Having recently left an academic post, I’ve been thinking about what will happen to the data that I collected during my previous role that remains unpublished. Will it, like so much data, end up stuck in the limbo of the proverbial ‘file drawer’?
The ‘file drawer problem’ is generally understood to mean “the bias introduced into the scientific literature by selective publication – chiefly by a tendency to publish positive results but not to publish negative or nonconfirmatory results.”
However, while selective publication based on results is a big problem, even positive data can end up unpublished. If no-one gets round to analyzing some data at all, no-one will know whether it’s positive or negative, and it will vanish into obscurity, not because of the ‘file drawer problem’ but just because researchers only have so much time.
I would estimate that over the course of my research career, at least 25% of the data I’ve collected was never published, and in most cases it was never seriously analyzed. What happened? Well, life happened. For instance, I conducted a study as part of my PhD work that I’ll call the Orphan project.
I designed and carried out the Orphan project during my PhD. It was intended to form the final part of my thesis, but in the end, my other studies provided sufficient results and Orphan was left out. So analyzing the Orphan data was never a priority during my PhD: I had to focus on the thesis studies.
I’d only managed to make a start on Orphan’s analysis by the time I’d got my PhD and moved away to start out as a postdoc in a different lab. Now that I had a new job to worry about, I had no time to finish Orphan, although I made a couple of abortive attempts. My old lab had their own data to deal with. So the data remained on my portable hard-drive, literally gathering dust, and now I can’t even remember where that hard-drive is.
This is a sad story. The volunteers who gave their time to participate did so in vain, and all my work was in vain too. Orphan wasn’t a great study, but it wasn’t terrible. It was no less deserving of publication than most of my published work.
I know that my lost project is far from unique. It’s hard to know just how much scientific data gets lost in limbo – by definition, it leaves no public traces – but it’s fair to say it’s not uncommon. Even if a study is published, it’s common that some parts of the work never make it into the papers. Researchers love adding additional measures to studies but don’t always have time to analyze all the extra data this generates.
So what can we do about this? Well, if the problem is that studies are being orphaned, why not create an adoption service?
There are lots of researchers who would love to get their hands on a particular kind of data, but who lack the resources to collect it. What if we could connect the people with too much data, and the people who need more?
I’m picturing a site where researchers could (perhaps anonymously at this stage) post a brief description of datasets that they have no time to analyze. Interested researchers could then contact those with data, and hopefully a collaboration would result, in which the data was shared, analyzed and published, saving it from oblivion.

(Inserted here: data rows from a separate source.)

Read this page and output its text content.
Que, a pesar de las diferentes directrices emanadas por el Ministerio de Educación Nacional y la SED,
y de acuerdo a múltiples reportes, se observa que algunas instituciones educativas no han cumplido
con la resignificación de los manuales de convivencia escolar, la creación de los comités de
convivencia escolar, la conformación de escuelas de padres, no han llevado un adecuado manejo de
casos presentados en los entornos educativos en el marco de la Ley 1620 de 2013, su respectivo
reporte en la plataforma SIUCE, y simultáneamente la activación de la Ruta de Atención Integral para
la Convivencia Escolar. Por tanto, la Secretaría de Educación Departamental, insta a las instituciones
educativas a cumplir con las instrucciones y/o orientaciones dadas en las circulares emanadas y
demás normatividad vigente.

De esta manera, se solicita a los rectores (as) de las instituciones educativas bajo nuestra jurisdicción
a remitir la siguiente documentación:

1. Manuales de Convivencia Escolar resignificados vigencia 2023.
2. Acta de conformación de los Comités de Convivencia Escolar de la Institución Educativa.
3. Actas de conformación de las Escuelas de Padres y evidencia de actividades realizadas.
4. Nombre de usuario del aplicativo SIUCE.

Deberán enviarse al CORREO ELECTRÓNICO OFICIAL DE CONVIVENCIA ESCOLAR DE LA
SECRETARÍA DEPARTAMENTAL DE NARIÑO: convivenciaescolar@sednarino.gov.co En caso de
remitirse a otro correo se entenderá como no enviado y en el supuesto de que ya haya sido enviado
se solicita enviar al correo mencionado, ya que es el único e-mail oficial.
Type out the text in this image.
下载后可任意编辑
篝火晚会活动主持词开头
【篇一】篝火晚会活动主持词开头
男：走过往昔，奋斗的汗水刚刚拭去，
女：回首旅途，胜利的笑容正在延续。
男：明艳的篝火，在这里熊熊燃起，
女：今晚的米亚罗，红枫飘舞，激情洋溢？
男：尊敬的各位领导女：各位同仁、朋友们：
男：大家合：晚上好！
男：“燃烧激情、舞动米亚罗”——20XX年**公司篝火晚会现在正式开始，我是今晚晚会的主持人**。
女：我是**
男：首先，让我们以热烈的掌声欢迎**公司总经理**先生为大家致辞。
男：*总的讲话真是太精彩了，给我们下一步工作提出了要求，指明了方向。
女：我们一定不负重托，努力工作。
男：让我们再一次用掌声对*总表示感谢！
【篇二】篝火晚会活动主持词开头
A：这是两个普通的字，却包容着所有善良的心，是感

Now, it could be said that we don’t need such a system, we just need open data. Why don’t researchers with surplus data just post it online so that anyone can access it and work with it? I agree that this is a great solution. But some researchers, for whatever reason, don’t want to make their data fully public. I think many of these would be open to handing their data to a named researcher in the framework of an agreed collaboration.
I’m not aware of any existing service that provides this kind of ‘adoption service for data’ (or ‘Tinder for data’ if you prefer). Perhaps the closest thing I know of is PsychFileDrawer, but it is mainly focussed on letting people share unpublished replication datasets.